И мне кажется, что весь ерофеевский миф во многом держится на общепринятом представлении об общепринятом пьянстве, как о добровольном сумасшествии, тогда как сам Ерофеев “был большим поклонником разума <...>, у него было тяготение к четким структурам, а не расплывчатым, к анализу”. Стоит вспомнить его любовь ко всяческим подсчетам, систематизации, классификации... В его коллекции способностей, отличающих человека от всей фауны значится “пить спиртные напитки”. “Выпивка была для него работой”, по словам Игоря Авдиева. Сам он считал, что “трезвость так же губительна, как физический труд и свежий воздух”. Михаил Эпштейн указывает на то, что ерофеевское пьянство есть способ борьбы с гордыней, а Ольга Седакова трактует его как средство подавления других страстей... Сознательное пьянство с религиозной подоплекой. Можно еще трактовать его как “сверхзаконный” подвиг юродства. Можно даже как творческий метод. Можно пойти еще дальше и утверждать, что Алкоголизм и Наркомания — тоже способы познания мира, как и Искусство, Любовь, Наука. Лучше будет все же не ходить... Остановимся на юродстве,

Михаил Эпштейн не без оснований упомянул о нем в связи с ерофеевским мифом. К сожалению, в его статье соотнесение Ерофеева с юродством строится, в основном, на поведенческом сходстве. К тому же, в массовом сознании, воспитанном на советских фильмах о Петре Великом да на Иване Козловском, юродивый до сих пор предстает в образе психически неполноценного человека. Вольно или невольно у Михаила Эпштейна получается уже какая-то мифология второго порядка, если можно так выразиться.

На самом же деле, “интеллигентное юродство — не оксюморон и не парадокс. Юродство действительно было одной из форм интеллектуального критицизма. <...> Юродивый — актер, ибо наедине с собой он не юродствует. <...> Это, в сущности, резонер, консервативный моралист...” Только помня об этом, пожалуй, можно говорить о Ерофееве как о юродивом. У Эпштейна же упор сделан именно на нищету и неустройство, неумение чего-то достичь, глумление над близкими, творческое бессилие, беспробудное пьянство... Это лишь стереотип поведения, довольно распространенный среди советской интеллигенции. Ерофеев нам интересен, скорее постольку, поскольку не совпадает с ним.

Словно по поводу своего “юродства” Ерофеев выписывает из поучений Игнатия Лойолы: “Работающий в винограднике Господнем должен опираться на землю лишь одной ногой, другая должна уже быть приподнята для продолжения пути”.

И самому Ерофееву, очевидно, не был чужд пафос учительства.

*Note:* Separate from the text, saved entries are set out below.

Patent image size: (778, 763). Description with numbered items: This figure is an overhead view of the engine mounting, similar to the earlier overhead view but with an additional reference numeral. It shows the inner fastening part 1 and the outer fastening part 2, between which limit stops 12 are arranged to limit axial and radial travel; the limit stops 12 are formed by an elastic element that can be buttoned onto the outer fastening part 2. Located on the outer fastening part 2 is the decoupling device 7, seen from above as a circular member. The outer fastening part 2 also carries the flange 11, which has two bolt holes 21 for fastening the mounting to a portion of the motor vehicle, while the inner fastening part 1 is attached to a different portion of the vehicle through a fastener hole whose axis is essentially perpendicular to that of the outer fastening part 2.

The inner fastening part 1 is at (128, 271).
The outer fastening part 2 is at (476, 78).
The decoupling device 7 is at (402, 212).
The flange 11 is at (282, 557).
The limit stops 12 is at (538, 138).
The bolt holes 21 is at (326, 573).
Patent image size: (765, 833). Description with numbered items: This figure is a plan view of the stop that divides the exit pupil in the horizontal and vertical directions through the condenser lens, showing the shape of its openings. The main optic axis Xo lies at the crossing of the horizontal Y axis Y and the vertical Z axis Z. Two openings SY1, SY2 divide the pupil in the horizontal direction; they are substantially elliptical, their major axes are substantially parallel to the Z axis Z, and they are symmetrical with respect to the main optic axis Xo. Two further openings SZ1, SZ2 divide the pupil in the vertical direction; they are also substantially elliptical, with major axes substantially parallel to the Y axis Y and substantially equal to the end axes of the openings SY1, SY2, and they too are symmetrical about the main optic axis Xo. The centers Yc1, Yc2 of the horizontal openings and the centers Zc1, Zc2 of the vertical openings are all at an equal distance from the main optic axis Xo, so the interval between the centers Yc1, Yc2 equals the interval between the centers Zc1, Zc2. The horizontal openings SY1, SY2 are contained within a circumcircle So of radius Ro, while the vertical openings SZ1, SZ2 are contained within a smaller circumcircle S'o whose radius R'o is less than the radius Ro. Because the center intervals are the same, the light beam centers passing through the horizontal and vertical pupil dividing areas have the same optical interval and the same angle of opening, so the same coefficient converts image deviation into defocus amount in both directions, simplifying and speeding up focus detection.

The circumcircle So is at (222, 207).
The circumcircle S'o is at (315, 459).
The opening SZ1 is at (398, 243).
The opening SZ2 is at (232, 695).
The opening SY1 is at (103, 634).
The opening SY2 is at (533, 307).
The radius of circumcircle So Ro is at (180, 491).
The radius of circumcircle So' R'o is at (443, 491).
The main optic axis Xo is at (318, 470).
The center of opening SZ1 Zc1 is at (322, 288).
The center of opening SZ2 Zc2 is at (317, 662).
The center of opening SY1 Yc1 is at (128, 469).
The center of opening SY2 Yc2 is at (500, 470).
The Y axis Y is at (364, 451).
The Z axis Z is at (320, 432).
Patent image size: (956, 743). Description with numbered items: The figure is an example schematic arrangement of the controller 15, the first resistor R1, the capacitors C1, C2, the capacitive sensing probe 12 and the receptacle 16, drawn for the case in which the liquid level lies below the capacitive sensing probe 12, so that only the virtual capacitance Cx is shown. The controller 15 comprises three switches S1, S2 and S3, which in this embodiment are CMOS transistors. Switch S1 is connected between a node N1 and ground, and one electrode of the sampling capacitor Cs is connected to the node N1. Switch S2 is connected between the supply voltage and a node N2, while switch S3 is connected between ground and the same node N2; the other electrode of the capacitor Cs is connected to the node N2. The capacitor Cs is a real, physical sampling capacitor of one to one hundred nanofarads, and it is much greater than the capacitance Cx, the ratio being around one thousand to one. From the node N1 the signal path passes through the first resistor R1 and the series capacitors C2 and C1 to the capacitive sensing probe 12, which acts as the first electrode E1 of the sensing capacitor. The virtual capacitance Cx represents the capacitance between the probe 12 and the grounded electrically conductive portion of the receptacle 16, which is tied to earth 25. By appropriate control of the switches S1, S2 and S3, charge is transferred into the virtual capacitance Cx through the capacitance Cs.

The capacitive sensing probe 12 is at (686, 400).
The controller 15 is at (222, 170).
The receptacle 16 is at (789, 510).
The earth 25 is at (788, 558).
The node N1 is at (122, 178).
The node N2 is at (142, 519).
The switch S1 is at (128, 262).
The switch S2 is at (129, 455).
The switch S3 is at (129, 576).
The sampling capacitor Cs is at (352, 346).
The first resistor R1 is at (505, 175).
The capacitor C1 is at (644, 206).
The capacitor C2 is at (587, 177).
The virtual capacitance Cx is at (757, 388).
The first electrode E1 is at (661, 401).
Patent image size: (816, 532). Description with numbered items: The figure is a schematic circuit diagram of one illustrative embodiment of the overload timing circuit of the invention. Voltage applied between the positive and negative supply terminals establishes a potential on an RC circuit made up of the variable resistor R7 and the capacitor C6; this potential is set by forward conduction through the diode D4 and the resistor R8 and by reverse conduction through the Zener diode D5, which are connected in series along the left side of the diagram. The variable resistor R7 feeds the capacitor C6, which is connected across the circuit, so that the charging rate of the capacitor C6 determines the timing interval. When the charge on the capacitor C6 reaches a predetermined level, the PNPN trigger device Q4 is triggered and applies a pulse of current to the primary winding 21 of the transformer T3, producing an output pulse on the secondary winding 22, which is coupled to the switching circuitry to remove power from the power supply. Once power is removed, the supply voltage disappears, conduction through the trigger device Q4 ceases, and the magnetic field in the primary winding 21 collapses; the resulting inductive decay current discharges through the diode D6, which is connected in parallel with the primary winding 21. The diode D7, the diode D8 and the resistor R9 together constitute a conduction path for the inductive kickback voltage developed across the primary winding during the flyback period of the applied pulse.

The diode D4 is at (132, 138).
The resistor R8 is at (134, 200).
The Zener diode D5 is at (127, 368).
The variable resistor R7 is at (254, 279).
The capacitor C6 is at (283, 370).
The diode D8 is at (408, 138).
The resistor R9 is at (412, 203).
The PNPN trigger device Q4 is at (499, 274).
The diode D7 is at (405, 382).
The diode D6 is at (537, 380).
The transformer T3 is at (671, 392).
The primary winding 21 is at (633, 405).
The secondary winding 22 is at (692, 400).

Вот несколько примеров наудачу:

“И главное: научить их чтить русскую литературную классику...”

“А вот еще моя заслуга: я приучил их ценить в людях еще что-то сверх жизнеспособности”.

“И набожность должна быть одаренной...”

“Научись скорбеть, а блаженствовать — это и дурак умеет”.

“Следует вести себя удовлетворительно. Отлично себя вести — нехорошо и греховно”.

“Пусть левая твоя щека не ведает, что тебя съездили по правой”.

Или вот еще две цитаты, без которых, по-моему, не обходится ни одна статья о Ерофееве:

“Все на свете должно происходить медленно и неправильно, чтобы не сумел загордиться человек”.

“Никаких энтузиастов, никаких подвигов, никакой одержимости! — всеобщее малодушие”.

Кстати сказать, по поводу последней Е. А. Смирнова пишет, что “эта смешная пародия вплотную граничит с вовсе не смешной мыслью, наиболее отчетливо сформулированной у брехтовского Галилея: "Несчастна та страна, которая нуждается в героях"”. Мне не кажется, что это довольно верное социологическое наблюдение немецкого драматурга серьезнее мысли Ерофеева, вплотную граничащей с другой мыслью — “Блаженны нищие духом”.

“В Бенедикте вообще была фундаментальность”, — пишет Лидия Любчикова. И вряд ли стоит толковать ерофеевские произведения “в духе веселой игры с Евангелием”. Обилие цитат и коннотаций служит у него, как мне кажется, той же цели, что и его знаменитая “противоирония” — ухитриться быть серьезным в современном мире.

И юмор Ерофеева — прежде всего юмор человека, который знал, что “в мире нет ничего шуточного”, и писал, что надо “понемногу суживать тот круг вещей, над которым позволительно смеяться”, а высшим проявлением чувства юмора считал слова: “Не прелюбодействуй”.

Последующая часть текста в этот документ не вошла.